Recessionary Trends in German Industrial Orders And British Industrial Production

October 7, 2008

The volume of German industrial orders rebounded 3.6% in August.  While such a bounce was not anticipated, the trend remains clearly adverse.  Orders had declined in each of the eight previous months and were still 6.3% lower than last November.  Expressed at an annualized rate, German  orders were 7.8% weaker in July-August than their average 2Q08 level, and that drop followed annualized declines of 11.0% in 2Q and 6.6% in 1Q. In the first half of 2008, export orders exhibited much more weakness than domestic orders, but July-August saw somewhat greater relative weakness in demand from home versus from abroad.  The downturn in orders has been pervasive across industrial sectors; such were sharply lower in July-August than in 2Q for producer goods, capital goods, and consumer goods.  August industrial production data, due tomorrow, had been forecast to drop about a half-percent.  Street estimates were reported before the release of industrial orders, which may have been distorted by inappropriate correction for seasonal variation.  A similar distortion may boost August output, too.  Whether that happens, the future trend in industrial production is clearly downward, based upon the weakness in orders.
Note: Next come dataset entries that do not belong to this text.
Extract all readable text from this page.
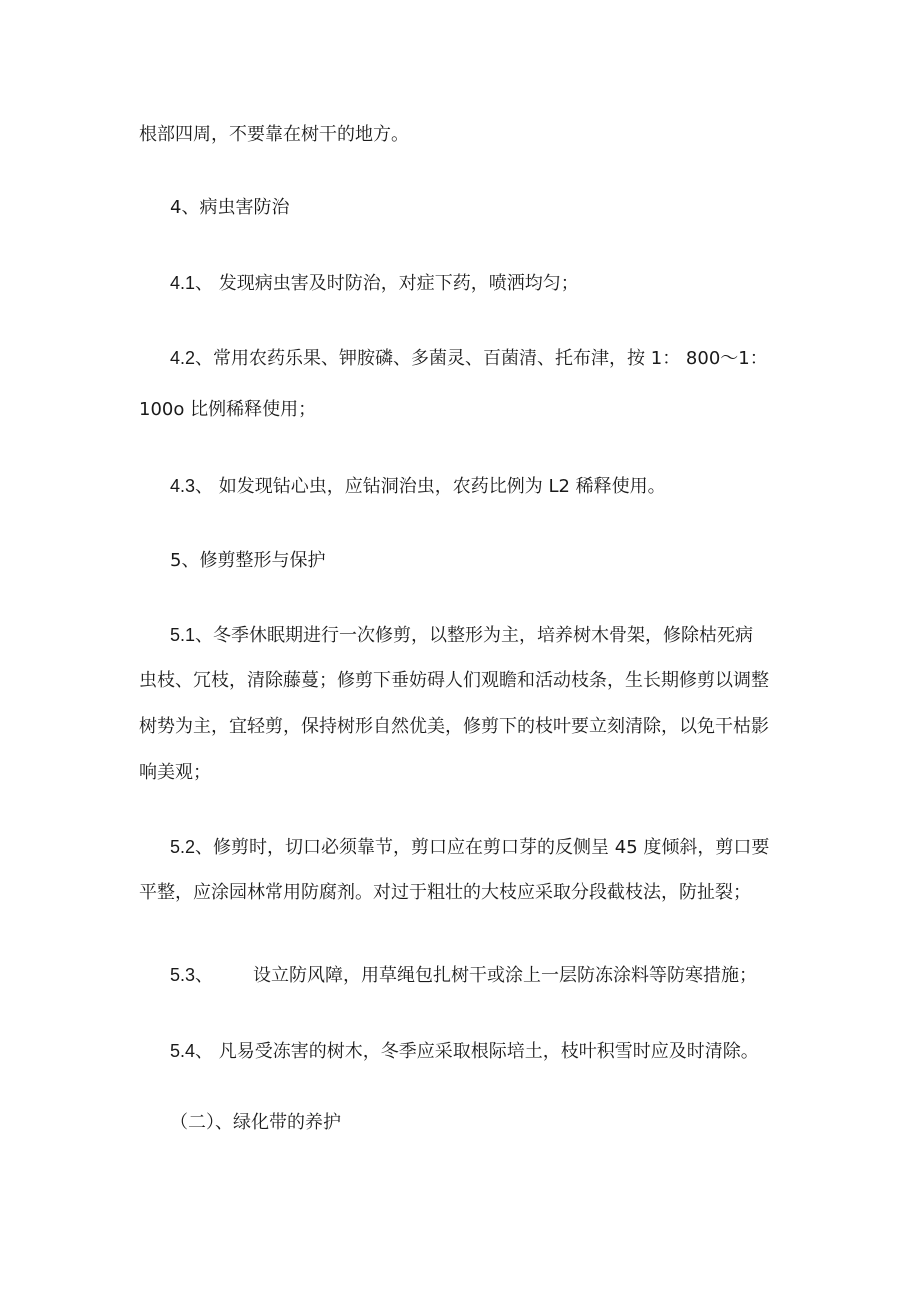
根部四周，不要靠在树干的地方。
4、病虫害防治
4.1、 发现病虫害及时防治，对症下药，喷洒均匀；
4.2、常用农药乐果、钾胺磷、多菌灵、百菌清、托布津，按 1： 800～1：
100o 比例稀释使用；
4.3、 如发现钻心虫，应钻洞治虫，农药比例为 L2 稀释使用。
5、修剪整形与保护
5.1、冬季休眠期进行一次修剪，以整形为主，培养树木骨架，修除枯死病
虫枝、冗枝，清除藤蔓；修剪下垂妨碍人们观瞻和活动枝条，生长期修剪以调整
树势为主，宜轻剪，保持树形自然优美，修剪下的枝叶要立刻清除，以免干枯影
响美观；
5.2、修剪时，切口必须靠节，剪口应在剪口芽的反侧呈 45 度倾斜，剪口要
平整，应涂园林常用防腐剂。对过于粗壮的大枝应采取分段截枝法，防扯裂；
5.3、 设立防风障，用草绳包扎树干或涂上一层防冻涂料等防寒措施；
5.4、 凡易受冻害的树木，冬季应采取根际培土，枝叶积雪时应及时清除。
（二）、绿化带的养护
British factory output and industrial production fell more sharply in August than expected and posted their largest 12-month declines since May 2003 and March 2005, respectively.  Smoothed-out data showed drops of 1.1% in both manufacturing and total industrial production for June-August from March-May.  The three-month declines were twice as steep as incurred between December-February and March-May.  The production sector’s component of real GDP fell in 2Q08 by 0.7% and seems on course to exert an even greater drag on real GDP in the upcoming summer quarter figures.  The stage is set for the Bank of England to reduce rates this Thursday.  Market opinion had been split between a reduction of 25 basis points and 50 basis points.  The similarities between the U.K. and Australia point to a 50-basis point Bank of England rate cut and create some risk of a larger move.  Central banks in both economies have been injecting daily doses of extra liquidity to ease money market strains.  Each economy had experienced prolonged periods of above-trend growth leading to well above-target inflation in spite of many increases in central bank base rates.  Monetary policymakers in both economies had warned of a need for significantly sub-trend growth.  That has occurred in spades, as the eventual drag of the global credit crisis was underestimated at first.  Britain and Australia have relatively elevated benchmark interest rates, being at the opposite end of the spectrum from the Bank of Japan, which has not cut its ultra-low rates further.  Britain’s banking system is in greater immediate danger than Australia’s, as attested by the very sharp declines in British bank share prices overnight.